Loss of body mass, or wasting, is a major cause of morbidity and a contributor to mortality in human immunodeficiency virus-1 (HIV-1) infection. Dietary supplements and appetite adjuvants have had limited effectiveness in treating this condition. GH and insulin-like growth factor I (IGF-I) have been shown to be anabolic in many catabolic conditions, and limited data suggest similar efficacy in HIV wasting. In addition, it appears that GH and IGF-I may have complementary anabolic effects with opposing glucoregulatory effects. We report results from a 12-week randomized, placebo-controlled trial of combination recombinant human GH (rhGH; Nutropin; 0.34 mg, sc, twice daily) and rhIGF-I (5.0 mg, sc, twice daily) in individuals with HIV wasting and without active opportunistic infection, cancer, or gastrointestinal disease. A total of 142 subjects (140 males and 2 females) were randomized using a 2:1, double blind treatment scheme and assigned to receive either active treatment or placebo injections. Eighty subjects completed the 12-week protocol. Nutritional intake and demographic and clinical characteristics did not differ between the groups at any study time point. At 3 weeks, the treatment group had a significantly larger weight increase (P = 0.0003), but this difference was not observed at any later time point. Similarly, fat-free mass, calculated from skinfold measurements, increased transiently in the treatment group at 6 weeks (P = 0.002). No significant differences in isokinetic muscle strength or endurance testing or in quality of life were observed between the groups.
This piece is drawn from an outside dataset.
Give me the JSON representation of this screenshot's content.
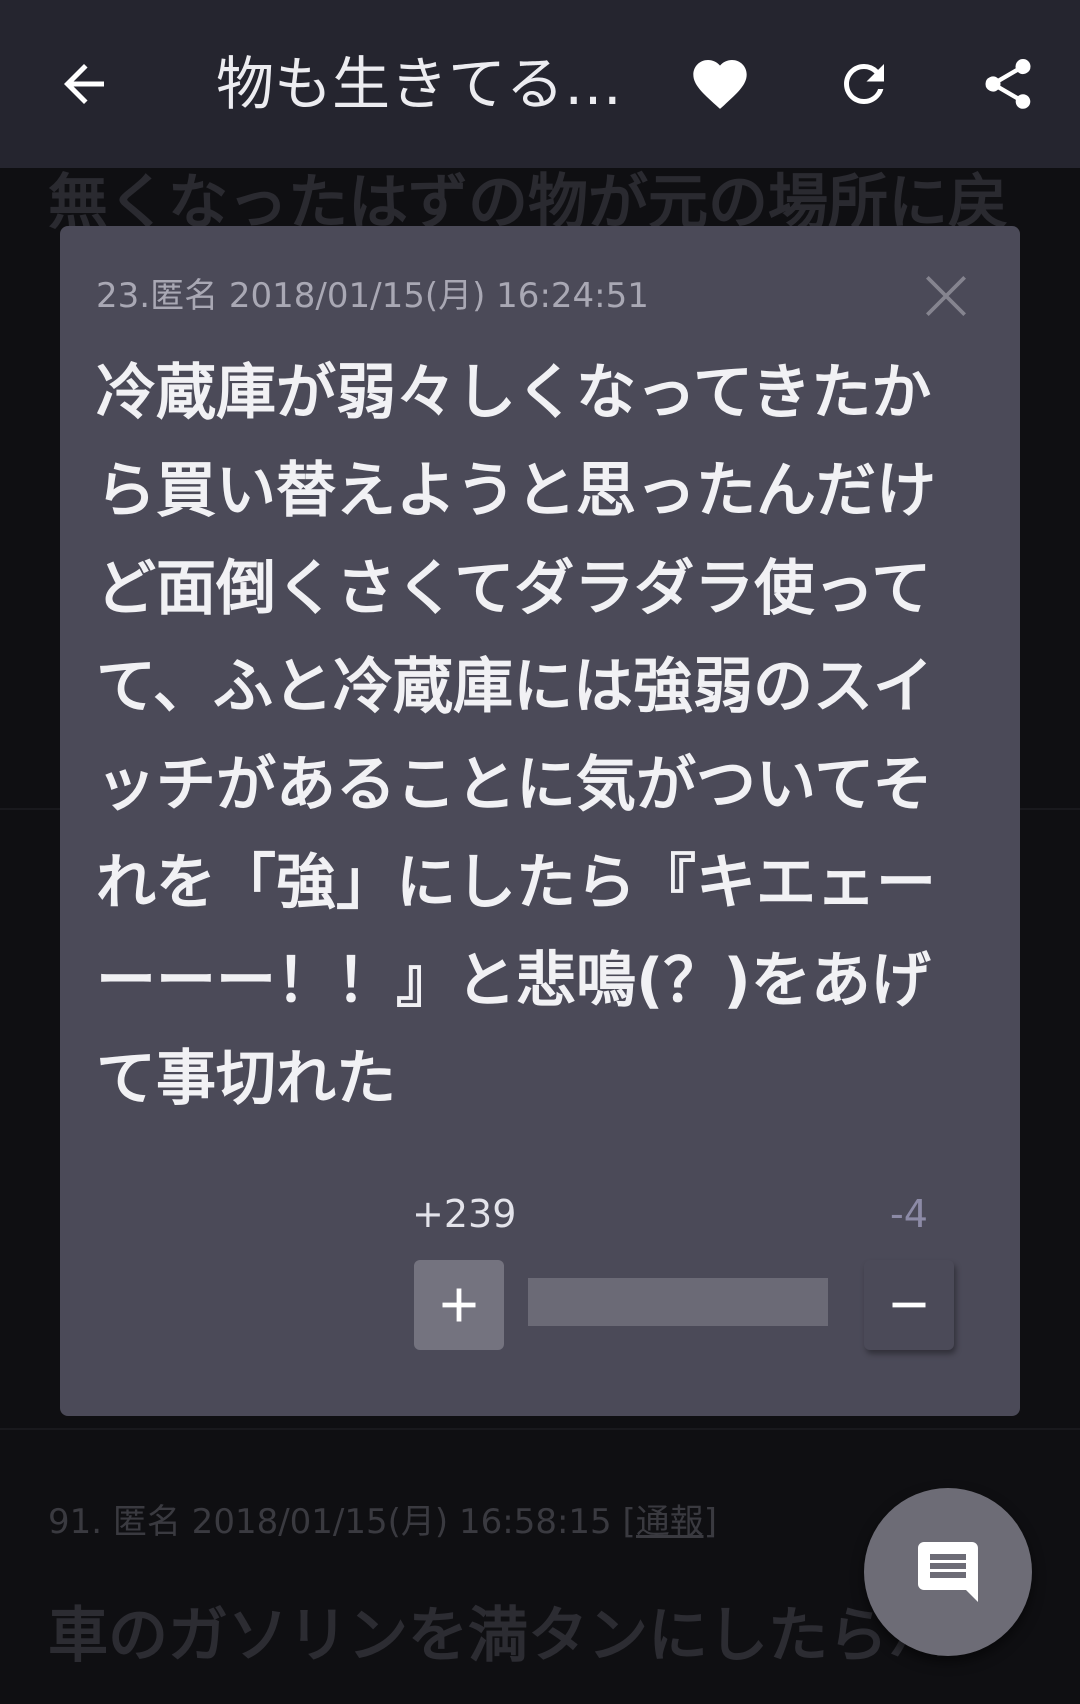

Resting heart rate was significantly higher in the treatment group at each time point post-baseline. GH and IGF-binding protein-3 levels did not change; however, IGF-I levels were higher in the treatment group at 6 and 12 weeks. There were no significant between-group differences in any of the measured biochemical or immunological parameters. rhGH plus rhIGF-I treatment was associated with an increased incidence of peripheral edema and other side-effects, possibly related to fluid retention. We conclude that the combination of rhIGF-I and low dose rhGH used in this study had no significant anabolic effect in HIV wasting.